Avoid credentials in environment variables

2024-Jan-21

Get them directly from a secrets manager that supports versions

In the Twelve Factor App, section III. Config, Wiggins writes that config should be stored in environment variables, including "Credentials to external services such as Amazon S3 or Twitter".

However, this neglects one important aspect of service-to-service credentials: rotation. Credentials are one of the few configuration values that need to be regularly changed in running systems.

To rotate a credential stored in an environment variable, you need to:

Create the new credential with the other service. Do not overwrite the existing credential [1]
Update your deployment configuration to put the new credential in the environment variables
Restart the entire fleet [2]
Check the service is still healthy
Retire the previous credential

There's two problems here: If your service is slow to start, then restarting the whole fleet takes quite a long time. Secondly, rollback is slow and uncertain.

It's easy to dismiss the first as "incorrect service design", but that ignores the reality that we still need to operate these systems. Some teams may be in "keep the lights on" mode for some systems. Investing more in these systems is not financially justifiable, so they don't get upgraded. That's just life.

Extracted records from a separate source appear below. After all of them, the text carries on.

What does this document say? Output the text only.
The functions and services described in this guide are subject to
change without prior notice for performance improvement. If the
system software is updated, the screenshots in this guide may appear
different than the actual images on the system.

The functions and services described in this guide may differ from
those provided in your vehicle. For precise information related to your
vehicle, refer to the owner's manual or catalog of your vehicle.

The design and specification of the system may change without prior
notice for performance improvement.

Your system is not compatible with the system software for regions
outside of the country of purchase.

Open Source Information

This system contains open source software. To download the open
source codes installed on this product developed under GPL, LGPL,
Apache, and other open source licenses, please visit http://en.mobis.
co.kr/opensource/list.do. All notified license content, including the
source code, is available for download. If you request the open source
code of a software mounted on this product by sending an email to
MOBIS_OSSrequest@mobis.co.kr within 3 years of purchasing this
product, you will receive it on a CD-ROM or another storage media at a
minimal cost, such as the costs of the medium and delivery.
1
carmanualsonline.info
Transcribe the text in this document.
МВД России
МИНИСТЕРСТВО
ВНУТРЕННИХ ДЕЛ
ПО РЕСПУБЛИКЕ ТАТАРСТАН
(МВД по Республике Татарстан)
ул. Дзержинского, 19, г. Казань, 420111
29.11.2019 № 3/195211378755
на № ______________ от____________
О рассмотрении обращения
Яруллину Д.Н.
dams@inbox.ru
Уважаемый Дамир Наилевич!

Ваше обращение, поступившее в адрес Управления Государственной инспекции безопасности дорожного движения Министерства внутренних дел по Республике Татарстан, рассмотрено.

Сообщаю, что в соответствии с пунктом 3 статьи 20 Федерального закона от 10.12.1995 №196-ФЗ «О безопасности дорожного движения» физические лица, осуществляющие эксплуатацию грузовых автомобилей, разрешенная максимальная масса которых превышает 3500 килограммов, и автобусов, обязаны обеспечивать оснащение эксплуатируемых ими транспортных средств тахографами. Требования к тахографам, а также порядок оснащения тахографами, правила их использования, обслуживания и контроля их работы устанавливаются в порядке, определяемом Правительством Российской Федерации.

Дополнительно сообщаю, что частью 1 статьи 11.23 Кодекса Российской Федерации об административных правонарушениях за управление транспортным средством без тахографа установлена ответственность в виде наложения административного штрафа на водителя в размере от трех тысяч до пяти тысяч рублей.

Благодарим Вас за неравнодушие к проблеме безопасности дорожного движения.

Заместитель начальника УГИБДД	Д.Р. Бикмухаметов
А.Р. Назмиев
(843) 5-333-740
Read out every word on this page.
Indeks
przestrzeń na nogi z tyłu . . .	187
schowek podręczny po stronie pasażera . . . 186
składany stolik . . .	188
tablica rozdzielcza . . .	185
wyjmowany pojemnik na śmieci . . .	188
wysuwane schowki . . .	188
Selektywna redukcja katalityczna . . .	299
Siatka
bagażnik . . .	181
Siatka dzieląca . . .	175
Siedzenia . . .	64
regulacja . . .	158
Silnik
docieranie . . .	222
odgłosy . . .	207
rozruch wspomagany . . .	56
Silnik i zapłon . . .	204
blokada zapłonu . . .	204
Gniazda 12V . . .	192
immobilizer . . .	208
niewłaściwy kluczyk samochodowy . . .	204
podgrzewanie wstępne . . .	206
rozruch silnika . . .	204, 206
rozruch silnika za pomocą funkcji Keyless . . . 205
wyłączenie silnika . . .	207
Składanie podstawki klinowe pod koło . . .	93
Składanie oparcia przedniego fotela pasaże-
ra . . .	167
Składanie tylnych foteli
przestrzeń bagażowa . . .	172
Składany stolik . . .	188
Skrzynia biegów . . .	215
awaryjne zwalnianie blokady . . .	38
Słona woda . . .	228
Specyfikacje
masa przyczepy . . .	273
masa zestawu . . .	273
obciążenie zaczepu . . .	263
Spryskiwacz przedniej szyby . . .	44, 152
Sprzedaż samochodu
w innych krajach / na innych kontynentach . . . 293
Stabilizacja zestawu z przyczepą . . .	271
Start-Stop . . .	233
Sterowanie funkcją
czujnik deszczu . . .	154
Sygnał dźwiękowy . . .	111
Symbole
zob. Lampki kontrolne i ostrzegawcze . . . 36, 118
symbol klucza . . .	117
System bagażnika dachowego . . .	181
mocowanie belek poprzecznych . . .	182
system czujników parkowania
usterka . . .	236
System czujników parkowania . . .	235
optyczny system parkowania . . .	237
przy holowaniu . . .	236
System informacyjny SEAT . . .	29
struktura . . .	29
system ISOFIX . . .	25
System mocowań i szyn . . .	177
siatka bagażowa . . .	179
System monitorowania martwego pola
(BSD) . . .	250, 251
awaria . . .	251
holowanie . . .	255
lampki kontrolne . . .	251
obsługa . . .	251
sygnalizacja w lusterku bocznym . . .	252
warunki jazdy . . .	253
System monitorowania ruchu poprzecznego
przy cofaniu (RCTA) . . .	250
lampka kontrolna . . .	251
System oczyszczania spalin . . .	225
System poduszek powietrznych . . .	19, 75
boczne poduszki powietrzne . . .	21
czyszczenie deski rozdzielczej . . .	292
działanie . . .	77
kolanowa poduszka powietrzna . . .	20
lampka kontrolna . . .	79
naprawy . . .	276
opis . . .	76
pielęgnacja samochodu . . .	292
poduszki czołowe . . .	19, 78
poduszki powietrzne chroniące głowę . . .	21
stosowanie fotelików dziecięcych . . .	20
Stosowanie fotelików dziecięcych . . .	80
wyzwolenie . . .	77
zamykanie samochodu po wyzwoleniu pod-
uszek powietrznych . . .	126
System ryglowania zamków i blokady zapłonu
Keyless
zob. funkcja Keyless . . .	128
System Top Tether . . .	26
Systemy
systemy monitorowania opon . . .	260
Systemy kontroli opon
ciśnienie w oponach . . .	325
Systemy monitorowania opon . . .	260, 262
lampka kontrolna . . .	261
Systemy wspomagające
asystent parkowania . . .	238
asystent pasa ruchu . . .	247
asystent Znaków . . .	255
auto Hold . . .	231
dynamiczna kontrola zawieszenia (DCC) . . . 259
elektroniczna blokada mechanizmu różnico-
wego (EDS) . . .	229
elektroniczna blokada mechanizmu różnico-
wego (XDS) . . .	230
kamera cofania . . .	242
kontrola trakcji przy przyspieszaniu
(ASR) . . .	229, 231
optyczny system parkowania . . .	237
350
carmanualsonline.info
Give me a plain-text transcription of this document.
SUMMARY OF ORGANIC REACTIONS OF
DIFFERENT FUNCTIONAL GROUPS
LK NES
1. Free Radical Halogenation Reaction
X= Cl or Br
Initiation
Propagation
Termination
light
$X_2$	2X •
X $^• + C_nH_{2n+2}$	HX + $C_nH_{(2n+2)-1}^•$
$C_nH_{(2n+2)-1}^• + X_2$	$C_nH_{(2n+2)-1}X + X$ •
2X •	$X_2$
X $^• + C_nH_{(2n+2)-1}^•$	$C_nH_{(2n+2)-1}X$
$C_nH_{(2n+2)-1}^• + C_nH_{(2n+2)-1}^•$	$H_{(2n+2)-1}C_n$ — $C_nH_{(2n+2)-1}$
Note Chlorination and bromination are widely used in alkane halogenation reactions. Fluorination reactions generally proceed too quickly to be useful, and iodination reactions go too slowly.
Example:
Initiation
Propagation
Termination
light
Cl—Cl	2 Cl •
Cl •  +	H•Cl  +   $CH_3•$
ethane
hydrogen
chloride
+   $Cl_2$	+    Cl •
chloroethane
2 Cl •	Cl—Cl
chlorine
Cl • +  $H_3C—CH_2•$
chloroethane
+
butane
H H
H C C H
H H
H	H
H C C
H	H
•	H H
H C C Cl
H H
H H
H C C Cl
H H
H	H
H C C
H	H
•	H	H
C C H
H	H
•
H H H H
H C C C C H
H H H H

Secondly, rollback is a critical control to minimise customer impact. It should be easy, quick, and safe. If you're running a rolling restart you can stop it, but rolling it back means you need to put the old credential back and start again. You might not have the old credential because many services (rightly) refuse to show credentials, instead showing you the credential only once on creation. Worse, if your service boots slowly, your rollback may take a long time, increasing customer impact.

What should you do?

Use a secrets manager that supports versions and put the name or ID of your secret in an environment variable. Have the process read that secret from the credential manager regularly, e.g. once every 2 hours plus/minus 10 mins jitter. This makes the fleet gradually pick up the latest secret without a costly restart. The system should try to get the latest credential more often if it sees authentication failures.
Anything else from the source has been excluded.